Free lunches prepped with lentils, a slice of bologna, rice and a piece of plantain ready to be served at a migrant shelter in La Parada, near Cucuta, Colombia, on the border with Venezuela, Monday. (AP Photo/Fernando Vergara)

The Maduro-controlled military has blocked the U.S. from moving tons of humanitarian aid airlifted in recent days to the Colombian border with Venezuela. The aid shipments have been meant in part to emphasize the hyperinflation and shortages of food and medicine that are gripping Venezuela.

"Unfortunately, Dictator Maduro has blocked this life-saving aid from entering the country. He would rather see his people starve than give them aid, than help them," Trump said. "Millions of Venezuelans are starving and suffering while a small handful at the top of the Maduro regime plunder the regime into poverty and death. We know who they are and we know where they keep the billions of dollars they have stolen."

The aid is supposed to be moved into Venezuela on Feb. 23 by supporters of Guaido. But, Maduro has called the aid unnecessary and said it constituted an attempt to destabilize his government.

Trump delivered the remarks to a supportive audience at Florida International University in Miami. South Florida is home to more than 100,000 Venezuelans and Venezuelan-Americans, the largest concentration in the country. Trump has largely been spending the holiday weekend at his private club in West Palm Beach.

Juan Guaido speaking during an economic forum in Caracas last week. (AP Photo/Ariana Cubillos)

Critics said Maduro's re-election last year was fraudulent, making his second term illegal.

On Sunday, Florida Republican Sen. Marco Rubio -- whom Trump invoked in his Monday address -- visited a border staging point for U.S. aid to Venezuela and warned soldiers loyal to Maduro that it would be a "crime against humanity" if they blocked entry of the goods being channeled through Maduro's rivals.

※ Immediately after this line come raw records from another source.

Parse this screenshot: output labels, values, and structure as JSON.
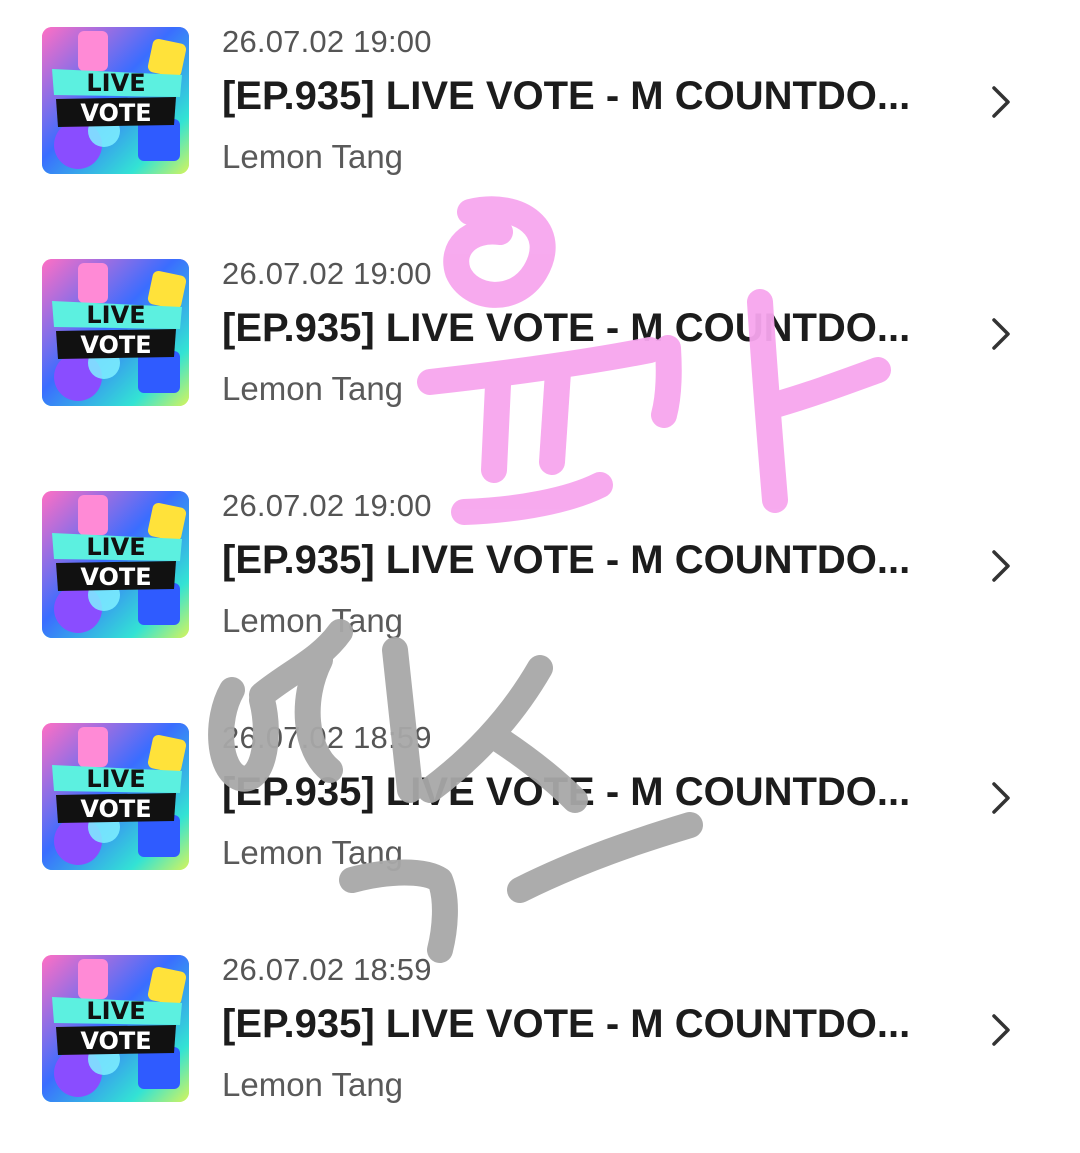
{
  "items": [
    {
      "time": "26.07.02 19:00",
      "title": "[EP.935] LIVE VOTE - M COUNTDO...",
      "author": "Lemon Tang",
      "thumb_text_1": "LIVE",
      "thumb_text_2": "VOTE"
    },
    {
      "time": "26.07.02 19:00",
      "title": "[EP.935] LIVE VOTE - M COUNTDO...",
      "author": "Lemon Tang",
      "thumb_text_1": "LIVE",
      "thumb_text_2": "VOTE"
    },
    {
      "time": "26.07.02 19:00",
      "title": "[EP.935] LIVE VOTE - M COUNTDO...",
      "author": "Lemon Tang",
      "thumb_text_1": "LIVE",
      "thumb_text_2": "VOTE"
    },
    {
      "time": "26.07.02 18:59",
      "title": "[EP.935] LIVE VOTE - M COUNTDO...",
      "author": "Lemon Tang",
      "thumb_text_1": "LIVE",
      "thumb_text_2": "VOTE"
    },
    {
      "time": "26.07.02 18:59",
      "title": "[EP.935] LIVE VOTE - M COUNTDO...",
      "author": "Lemon Tang",
      "thumb_text_1": "LIVE",
      "thumb_text_2": "VOTE"
    }
  ],
  "icons": {
    "chevron": "chevron-right-icon"
  },
  "colors": {
    "title": "#1c1c1c",
    "meta": "#555555",
    "scribble_pink": "#f7a6ee",
    "scribble_gray": "#a8a8a8"
  }
}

An enthusiastic throng of Venezuelan migrants, some chanting "Rubio! Liberty," met the senator as he visited Cucuta and held a news conference in sight of a border bridge that has been flooded in recent months by people escaping the hardships of Venezuela's hyperinflation and severe shortages of food and medicine.

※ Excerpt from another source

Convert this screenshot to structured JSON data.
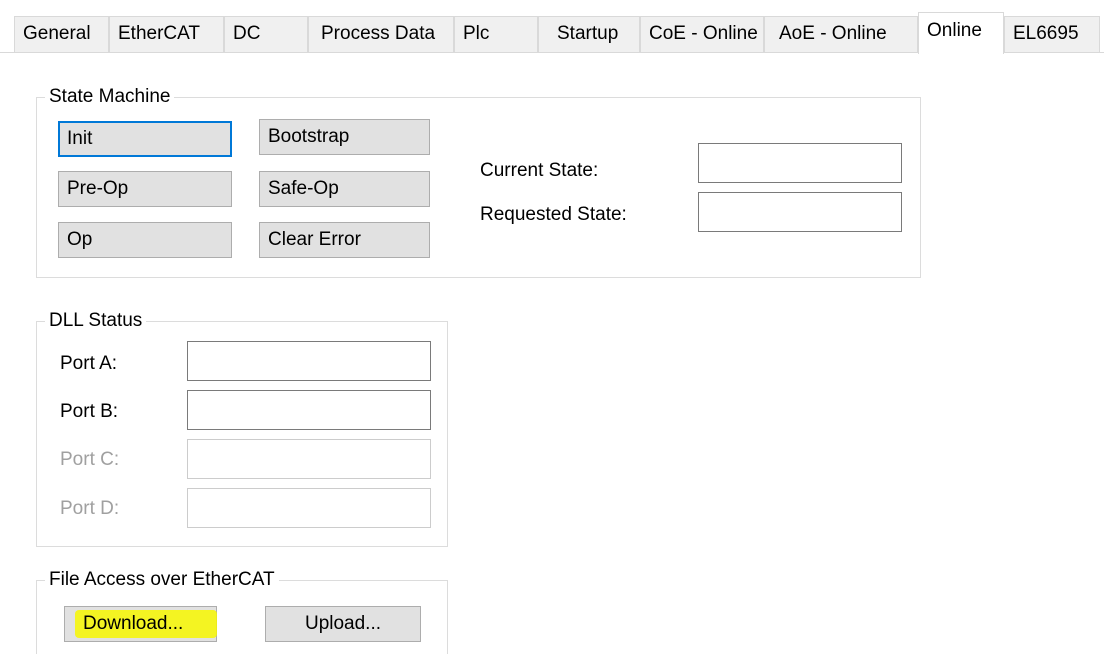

While Russia, China, Turkey and a large number of Asian and African countries still back Maduro, Rubio dismissed them, saying in English: "The countries that support Maduro do not surprise us. All of them are corrupt and none of them is a democracy and many of them are owed billions of dollars that they want to get paid by the corrupt regime."

Fox News' Greg Wilson and The Associated Press contributed to this report.